“Hey, aren’t you somebody?” the teenager queried as I got into the elevator. While I was pondering an appropriate answer to this deeply philosophical question, his crony spilled the beans, “Yeah, he’s that guy who talks about chemistry on TV.” This was the ammunition the philosopher needed. “Oh no, we’re locked in an elevator with a scientist,” he mocked, before volunteering the information that he got about two percent in high school chemistry.

Sadly, I’ve heard such comments before. After many a public lecture I’ve been approached by people who feel the need to tell me with some sort of perverse pride how they slept through science classes or that chemistry was the only course they ever failed. Little wonder that there is mental chaos about chemicals and that “chemical-free” products are hot sellers. But if you are buying a truly chemical-free product — you’re buying nothing.

“It sounds more like a chemical than a food ingredient,” began a recent newspaper report about hydrolyzed vegetable protein, a common flavouring agent in foods. If a food ingredient isn’t a chemical, what is it? Everything in the world is made up of chemicals, which are the building blocks of all matter. The oxygen we breathe, the water we drink and the sugar we eat are all chemicals, as are the medications we swallow, the cosmetics we apply and the pesticides we spray. But somehow “chemical” has become synonymous with “toxin” and the term “chemical-free” is now a popular, albeit nonsensical, slogan.
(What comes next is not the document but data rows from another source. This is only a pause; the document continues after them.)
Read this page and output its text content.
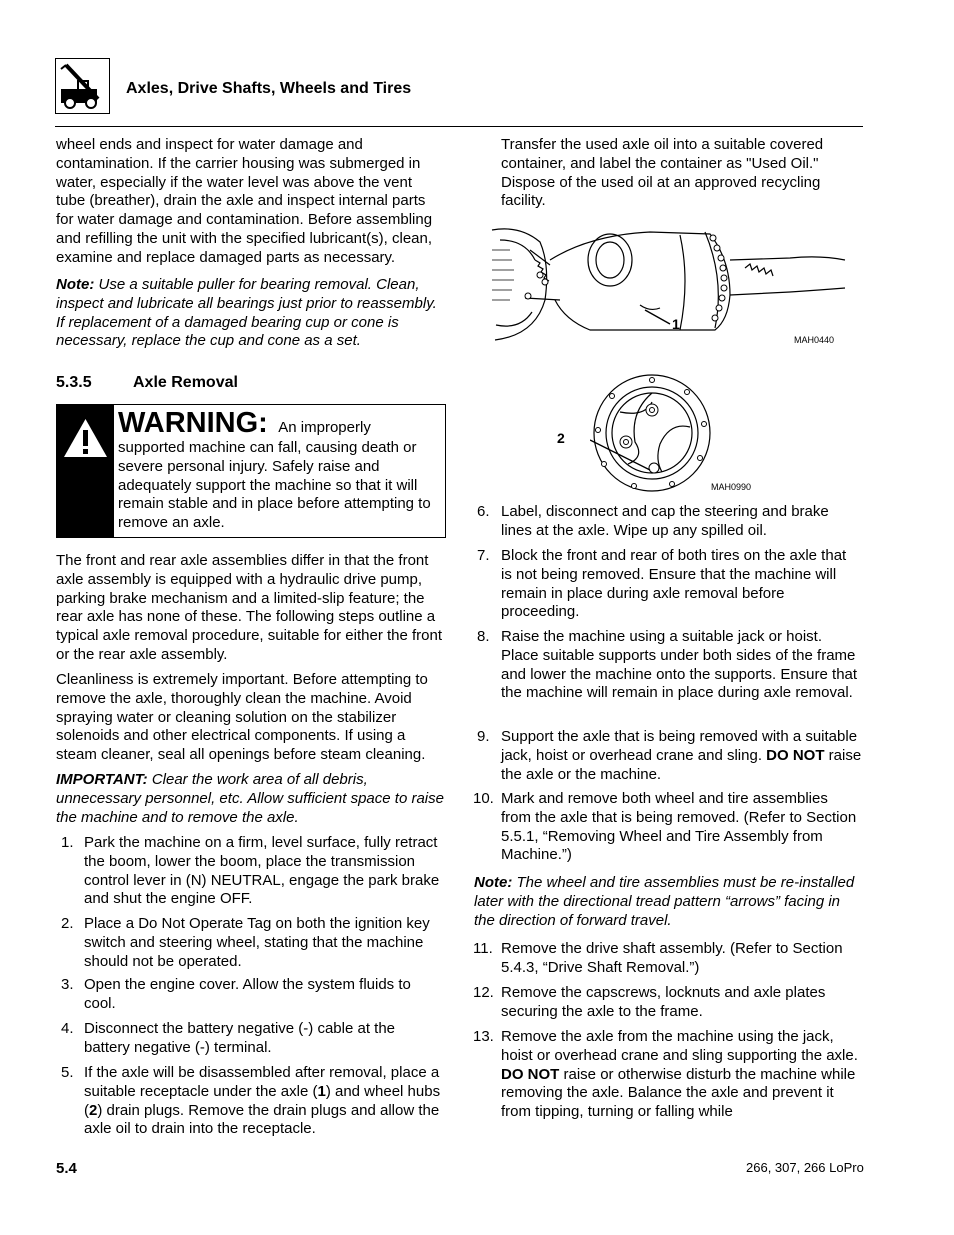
Axles, Drive Shafts, Wheels and Tires

wheel ends and inspect for water damage and contamination. If the carrier housing was submerged in water, especially if the water level was above the vent tube (breather), drain the axle and inspect internal parts for water damage and contamination. Before assembling and refilling the unit with the specified lubricant(s), clean, examine and replace damaged parts as necessary.

Note: Use a suitable puller for bearing removal. Clean, inspect and lubricate all bearings just prior to reassembly. If replacement of a damaged bearing cup or cone is necessary, replace the cup and cone as a set.

5.3.5	Axle Removal
WARNING: An improperly
supported machine can fall, causing death or severe personal injury. Safely raise and adequately support the machine so that it will remain stable and in place before attempting to remove an axle.

The front and rear axle assemblies differ in that the front axle assembly is equipped with a hydraulic drive pump, parking brake mechanism and a limited-slip feature; the rear axle has none of these. The following steps outline a typical axle removal procedure, suitable for either the front or the rear axle assembly.

Cleanliness is extremely important. Before attempting to remove the axle, thoroughly clean the machine. Avoid spraying water or cleaning solution on the stabilizer solenoids and other electrical components. If using a steam cleaner, seal all openings before steam cleaning.

IMPORTANT: Clear the work area of all debris, unnecessary personnel, etc. Allow sufficient space to raise the machine and to remove the axle.

1. Park the machine on a firm, level surface, fully retract the boom, lower the boom, place the transmission control lever in (N) NEUTRAL, engage the park brake and shut the engine OFF.
2. Place a Do Not Operate Tag on both the ignition key switch and steering wheel, stating that the machine should not be operated.
3. Open the engine cover. Allow the system fluids to cool.
4. Disconnect the battery negative (-) cable at the battery negative (-) terminal.
5. If the axle will be disassembled after removal, place a suitable receptacle under the axle (1) and wheel hubs (2) drain plugs. Remove the drain plugs and allow the axle oil to drain into the receptacle.

Transfer the used axle oil into a suitable covered container, and label the container as "Used Oil." Dispose of the used oil at an approved recycling facility.

1
MAH0440
2
MAH0990
6. Label, disconnect and cap the steering and brake lines at the axle. Wipe up any spilled oil.
7. Block the front and rear of both tires on the axle that is not being removed. Ensure that the machine will remain in place during axle removal before proceeding.
8. Raise the machine using a suitable jack or hoist. Place suitable supports under both sides of the frame and lower the machine onto the supports. Ensure that the machine will remain in place during axle removal.
9. Support the axle that is being removed with a suitable jack, hoist or overhead crane and sling. DO NOT raise the axle or the machine.
10. Mark and remove both wheel and tire assemblies from the axle that is being removed. (Refer to Section 5.5.1, “Removing Wheel and Tire Assembly from Machine.”)

Note: The wheel and tire assemblies must be re-installed later with the directional tread pattern “arrows” facing in the direction of forward travel.

11. Remove the drive shaft assembly. (Refer to Section 5.4.3, “Drive Shaft Removal.”)
12. Remove the capscrews, locknuts and axle plates securing the axle to the frame.
13. Remove the axle from the machine using the jack, hoist or overhead crane and sling supporting the axle. DO NOT raise or otherwise disturb the machine while removing the axle. Balance the axle and prevent it from tipping, turning or falling while
5.4	266, 307, 266 LoPro
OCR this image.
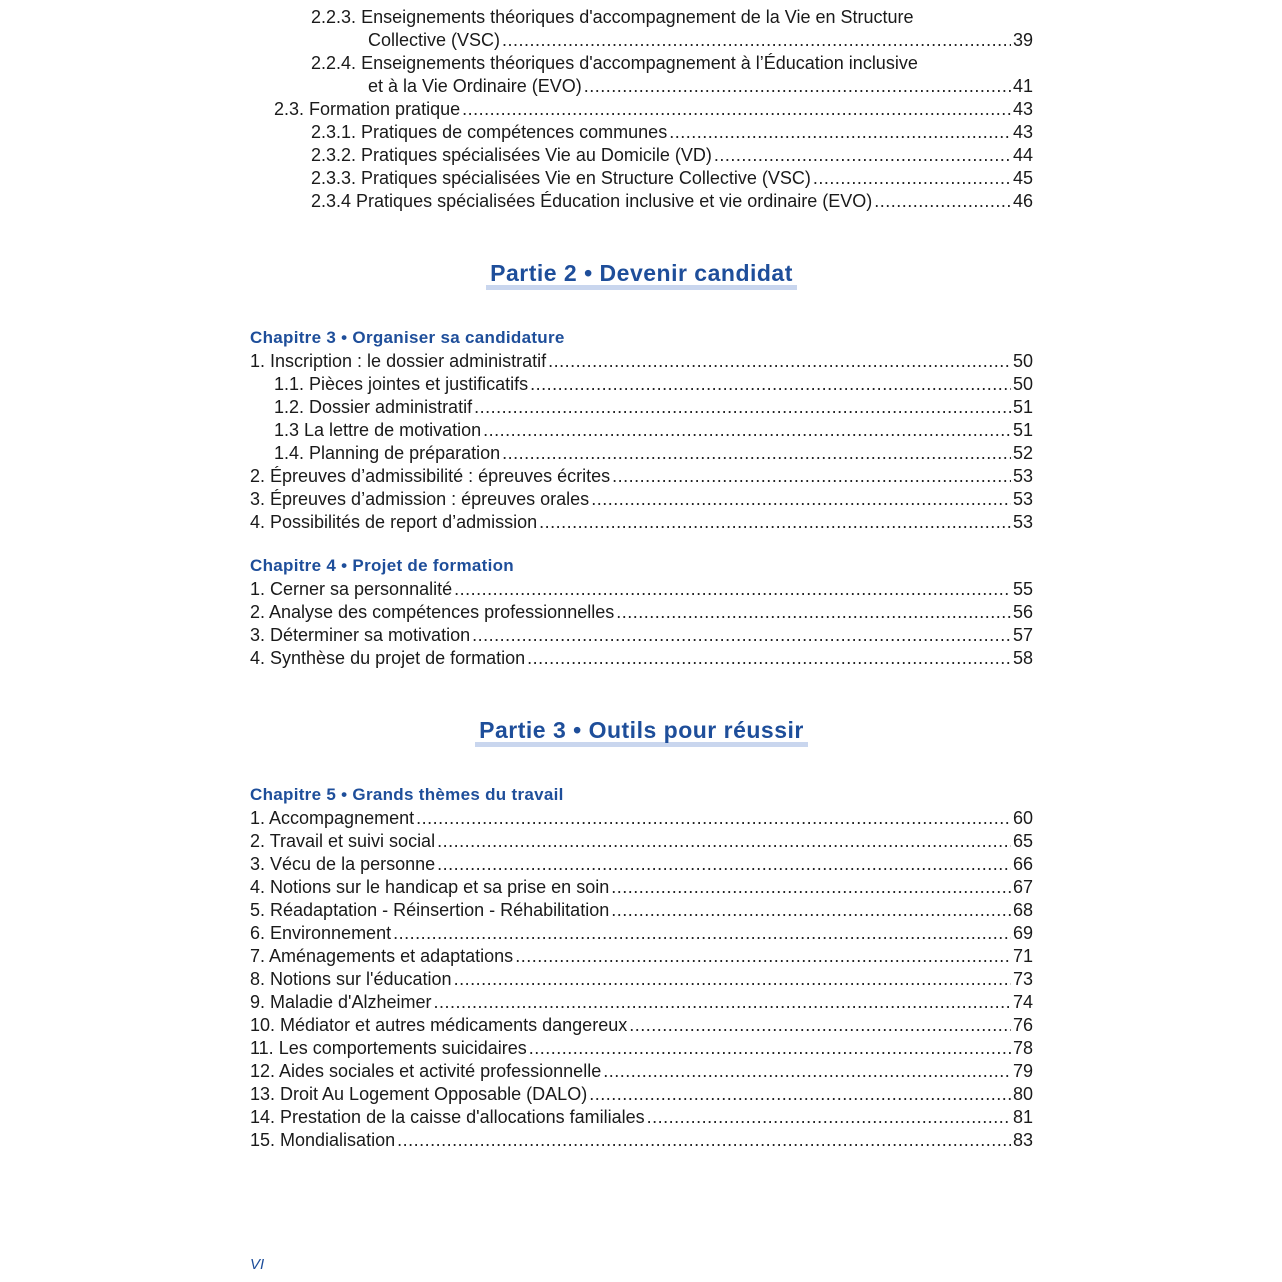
2.2.3. Enseignements théoriques d'accompagnement de la Vie en Structure
Collective (VSC) .....	39
2.2.4. Enseignements théoriques d'accompagnement à l’Éducation inclusive
et à la Vie Ordinaire (EVO) .....	41
2.3. Formation pratique .....	43
2.3.1. Pratiques de compétences communes .....	43
2.3.2. Pratiques spécialisées Vie au Domicile (VD) .....	44
2.3.3. Pratiques spécialisées Vie en Structure Collective (VSC) .....	45
2.3.4 Pratiques spécialisées Éducation inclusive et vie ordinaire (EVO) .....	46
Partie 2 • Devenir candidat
Chapitre 3 • Organiser sa candidature
1. Inscription : le dossier administratif .....	50
1.1. Pièces jointes et justificatifs .....	50
1.2. Dossier administratif .....	51
1.3 La lettre de motivation .....	51
1.4. Planning de préparation .....	52
2. Épreuves d’admissibilité : épreuves écrites .....	53
3. Épreuves d’admission : épreuves orales .....	53
4. Possibilités de report d’admission .....	53
Chapitre 4 • Projet de formation
1. Cerner sa personnalité .....	55
2. Analyse des compétences professionnelles .....	56
3. Déterminer sa motivation .....	57
4. Synthèse du projet de formation .....	58
Partie 3 • Outils pour réussir
Chapitre 5 • Grands thèmes du travail
1. Accompagnement .....	60
2. Travail et suivi social .....	65
3. Vécu de la personne .....	66
4. Notions sur le handicap et sa prise en soin .....	67
5. Réadaptation - Réinsertion - Réhabilitation .....	68
6. Environnement .....	69
7. Aménagements et adaptations .....	71
8. Notions sur l'éducation .....	73
9. Maladie d'Alzheimer .....	74
10. Médiator et autres médicaments dangereux .....	76
11. Les comportements suicidaires .....	78
12. Aides sociales et activité professionnelle .....	79
13. Droit Au Logement Opposable (DALO) .....	80
14. Prestation de la caisse d'allocations familiales .....	81
15. Mondialisation .....	83
VI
And what exactly does one food producer’s promise to use only “real ingredients” in its pizzas mean? Were they using imaginary ingredients before? “It’s all about the ingredients,” the ad proclaims, “and good food, frozen or not, starts with real ingredients… when you look at an ingredient list you want to see familiar ingredients, not ingredients you can’t pronounce.”

What ingredients are to be removed? Specifically mentioned are sodium steroyl lactylate and sodium ascorbate. Why remove these? Both are approved food additives and have undergone rigorous testing. Sodium steroyl lactylate is an emulsifier used in baked goods such as pizza dough. It disperses the fats in the dough, allowing less fat to be used, while softening the dough’s texture. Since it is made from lactic acid, found in milk, and stearic acid, found in beef tallow, you could call it “natural.” Sodium ascorbate is just the sodium salt of vitamin C and is used as an antioxidant to prevent fat from going rancid. These additives make better dough. Removing them caters to the current wave of chemophobia.

Chemical absurdity has even made it into the courtroom. The prosecutor in a gang fight trial in California described “a situation very much like nitrogen meeting glycerin; it was guaranteed that there would be an explosion of violence.” He probably had some vague recollections about nitroglycerin being a potent explosive. But this substance is not made by combining glycerin with nitrogen. Actually, glycerin meets nitrogen all the time quite peacefully, since nitrogen makes up 80 percent of air!

In a more serious vein, cleanup crews descended on a small town in Arkansas to deal with a toxic emergency caused by a mercury spill. In 1997, a couple of teenagers found a 20-kilogram batch of pure mercury in an abandoned neon light factory and proceeded to have fun with the shimmering substance. They played with it, distributed some to friends, spilled it on the floor at home and at school. As a result, eight homes had to be emptied of furnishings and six students ended up in hospital where they had plenty of time to contemplate the dangers of mercury — dangers they should have learned about in high school chemistry class!